Kasus kejahatan seksual terhadap anak alias pedofilia kembali menyeruak setelah polisi menangkap seorang pemuda di Jambi. Dia diduga melakukan kekerasan seksual melalui media sosial Instagram terhadap 87 anak laki-laki berusia 15-17 tahun.
Kasus ini membuka mata bahwa kekerasan seksual terhadap anak masih marak terjadi. Kali ini, bahkan muncul dengan modus baru menggunakan dunia maya.
Salah satu faktor banyaknya terjadi kekerasan seksual terhadap anak adalah karena kurangnya pemahaman. Anak-anak dianggap kurang mengetahui bentuk kekerasan seksual."Supaya terhindar, anak-anak harus terus diberikan pemahaman agar mereka sadar dan tahu bahwa itu adalah kekerasan seksual, bentuknya seperti apa, pelakunya seperti apa," kata Manager Advokasi Plan Internasional Indonesia Nadira Irdiana di Jakarta, Rabu (21/3). Plan Internasional merupakan organisasi yang salah satu fokusnya memberikan perlindungan untuk anak.Menurut Nadira, anak-anak harus diberi tahu bahwa sesuatu yang berkaitan dengan perlakuan seksual yang tidak diinginkan merupakan bentuk dari kekerasan seksual. Termasuk hal yang paling sederhana seperti bersiul menggoda.
"Misalnya sedang jalan, lalu ada yang bersiul itu sudah sudah bagian dari pelecehan seksual," ucap Nadira.
Nadira menjelaskan umumnya para perilaku pelecehan seksual banyak memulai tindakannya dengan memberikan lelucon berkaitan dengan seksual. Jika lelucon itu dibiarkan, besar kemungkinan bakal menjadi kekerasan seksual.
"Paling banyak kekerasan seksual itu berawal dari lelucon seksis yang dibiarkan lama-lama jadi bahaya. Ia bisa berkembang dan menjadi kekerasan bahkan pembunuhan," ucap Nadira.
Selain itu, kekerasan seksual juga bisa dimulai dari penglihatan. Menurut Nadira, pelaku biasanya bakal menatap calon korban di bagian yang tidak semestinya seperti dada atau kemaluan dalam waktu yang lama.
"Bisa juga sering melihat ke arah yang tidak semestinya," ujar Nadira.Sementara itu terkait perilaku kekerasan di ranah online, Nadira mengaku Plan masih melakukan penelitian lebih lanjut.
"Ini sesuatu yang cukup baru dan kami sedang membuat riset untuk mengetahui kebiasaan yang dilakukan anak-anak perempuan dan laki-laki di internet dan media sosial," kata Nadira.
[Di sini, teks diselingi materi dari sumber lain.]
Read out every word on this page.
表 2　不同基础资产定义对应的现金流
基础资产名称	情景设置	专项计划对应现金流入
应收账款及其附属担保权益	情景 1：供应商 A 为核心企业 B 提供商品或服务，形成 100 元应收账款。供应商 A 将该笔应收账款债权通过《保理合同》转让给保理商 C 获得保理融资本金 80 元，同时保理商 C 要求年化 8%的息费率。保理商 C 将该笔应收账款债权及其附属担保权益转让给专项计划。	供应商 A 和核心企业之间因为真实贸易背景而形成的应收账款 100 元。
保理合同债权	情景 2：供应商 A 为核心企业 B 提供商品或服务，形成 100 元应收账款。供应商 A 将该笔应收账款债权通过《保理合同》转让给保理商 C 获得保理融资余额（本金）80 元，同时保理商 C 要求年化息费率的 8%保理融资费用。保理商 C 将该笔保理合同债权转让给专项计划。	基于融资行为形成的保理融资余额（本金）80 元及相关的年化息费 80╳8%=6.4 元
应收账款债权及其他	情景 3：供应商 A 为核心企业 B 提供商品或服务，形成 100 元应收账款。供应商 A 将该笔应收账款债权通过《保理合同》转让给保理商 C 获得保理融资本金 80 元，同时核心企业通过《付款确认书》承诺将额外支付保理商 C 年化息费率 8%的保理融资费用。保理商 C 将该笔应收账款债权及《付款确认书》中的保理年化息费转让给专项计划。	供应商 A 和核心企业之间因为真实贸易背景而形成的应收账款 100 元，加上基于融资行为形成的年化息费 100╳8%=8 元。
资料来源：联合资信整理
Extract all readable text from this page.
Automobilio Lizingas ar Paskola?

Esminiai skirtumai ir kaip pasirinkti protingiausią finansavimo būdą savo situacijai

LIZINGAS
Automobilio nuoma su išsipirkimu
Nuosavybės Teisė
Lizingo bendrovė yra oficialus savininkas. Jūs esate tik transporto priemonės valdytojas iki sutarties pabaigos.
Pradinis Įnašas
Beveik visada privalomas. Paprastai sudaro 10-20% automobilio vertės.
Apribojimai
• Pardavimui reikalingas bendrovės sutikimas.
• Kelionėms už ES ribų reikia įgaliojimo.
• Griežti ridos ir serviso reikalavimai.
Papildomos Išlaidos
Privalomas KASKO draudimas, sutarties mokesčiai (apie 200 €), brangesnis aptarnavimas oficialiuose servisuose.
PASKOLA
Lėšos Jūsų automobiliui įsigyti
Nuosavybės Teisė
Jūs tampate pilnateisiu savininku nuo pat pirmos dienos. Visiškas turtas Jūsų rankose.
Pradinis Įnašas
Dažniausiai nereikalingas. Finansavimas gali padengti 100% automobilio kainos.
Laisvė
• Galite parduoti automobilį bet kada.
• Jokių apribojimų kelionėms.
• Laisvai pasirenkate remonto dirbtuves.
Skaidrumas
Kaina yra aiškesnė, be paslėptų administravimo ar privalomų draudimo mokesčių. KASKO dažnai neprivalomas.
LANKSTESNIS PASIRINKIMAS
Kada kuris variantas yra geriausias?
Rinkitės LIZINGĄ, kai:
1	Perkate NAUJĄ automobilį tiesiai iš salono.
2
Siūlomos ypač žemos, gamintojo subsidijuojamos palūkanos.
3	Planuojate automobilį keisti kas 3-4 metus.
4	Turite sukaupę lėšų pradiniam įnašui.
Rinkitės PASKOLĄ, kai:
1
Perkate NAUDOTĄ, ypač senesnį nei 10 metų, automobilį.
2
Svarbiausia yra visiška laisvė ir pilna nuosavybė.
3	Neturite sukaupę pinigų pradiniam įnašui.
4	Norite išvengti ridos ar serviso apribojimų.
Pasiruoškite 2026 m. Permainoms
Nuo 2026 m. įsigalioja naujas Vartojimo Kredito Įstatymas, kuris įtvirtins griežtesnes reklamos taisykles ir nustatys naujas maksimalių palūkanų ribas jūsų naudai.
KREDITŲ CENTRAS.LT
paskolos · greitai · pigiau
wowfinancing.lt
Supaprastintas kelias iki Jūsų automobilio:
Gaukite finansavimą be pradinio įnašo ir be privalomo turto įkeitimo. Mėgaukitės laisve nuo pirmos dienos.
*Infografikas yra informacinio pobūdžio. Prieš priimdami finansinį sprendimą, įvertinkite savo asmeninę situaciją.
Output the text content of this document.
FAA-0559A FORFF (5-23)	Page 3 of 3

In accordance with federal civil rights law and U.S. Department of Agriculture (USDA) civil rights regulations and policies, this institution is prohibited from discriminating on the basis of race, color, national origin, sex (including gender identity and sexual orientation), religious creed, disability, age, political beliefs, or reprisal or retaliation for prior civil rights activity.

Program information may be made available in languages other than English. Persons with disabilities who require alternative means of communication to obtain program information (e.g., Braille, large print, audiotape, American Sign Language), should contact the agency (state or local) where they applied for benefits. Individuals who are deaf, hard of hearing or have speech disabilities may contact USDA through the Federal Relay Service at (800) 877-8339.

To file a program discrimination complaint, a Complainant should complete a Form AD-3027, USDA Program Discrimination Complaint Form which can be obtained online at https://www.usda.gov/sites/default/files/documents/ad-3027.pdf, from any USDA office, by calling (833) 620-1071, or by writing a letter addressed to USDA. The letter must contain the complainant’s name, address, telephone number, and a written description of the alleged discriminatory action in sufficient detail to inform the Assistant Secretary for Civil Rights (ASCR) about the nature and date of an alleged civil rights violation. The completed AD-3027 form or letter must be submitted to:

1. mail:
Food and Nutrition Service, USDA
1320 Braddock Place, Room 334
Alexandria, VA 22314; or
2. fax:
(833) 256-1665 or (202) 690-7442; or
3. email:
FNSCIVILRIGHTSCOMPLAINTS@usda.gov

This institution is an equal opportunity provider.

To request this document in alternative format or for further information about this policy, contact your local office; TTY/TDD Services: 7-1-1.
Pendapat yang sama juga diutaran Deputi Bidang Pengembangan Pemuda Kemenpora Asrorun Niam Sholeh. Menurutnya, regulasi mesti diperbaharui agar dapat mencakup ranah kekerasan online
"Saat ini transformasi kejahatan dari offline ke online sudah berkembang, sementara regulasi belum cukup. Perlu ada regulasi supaya bisa mencegah kekerasa tapi mendorong tumbuh kembang anak," kata Asroron.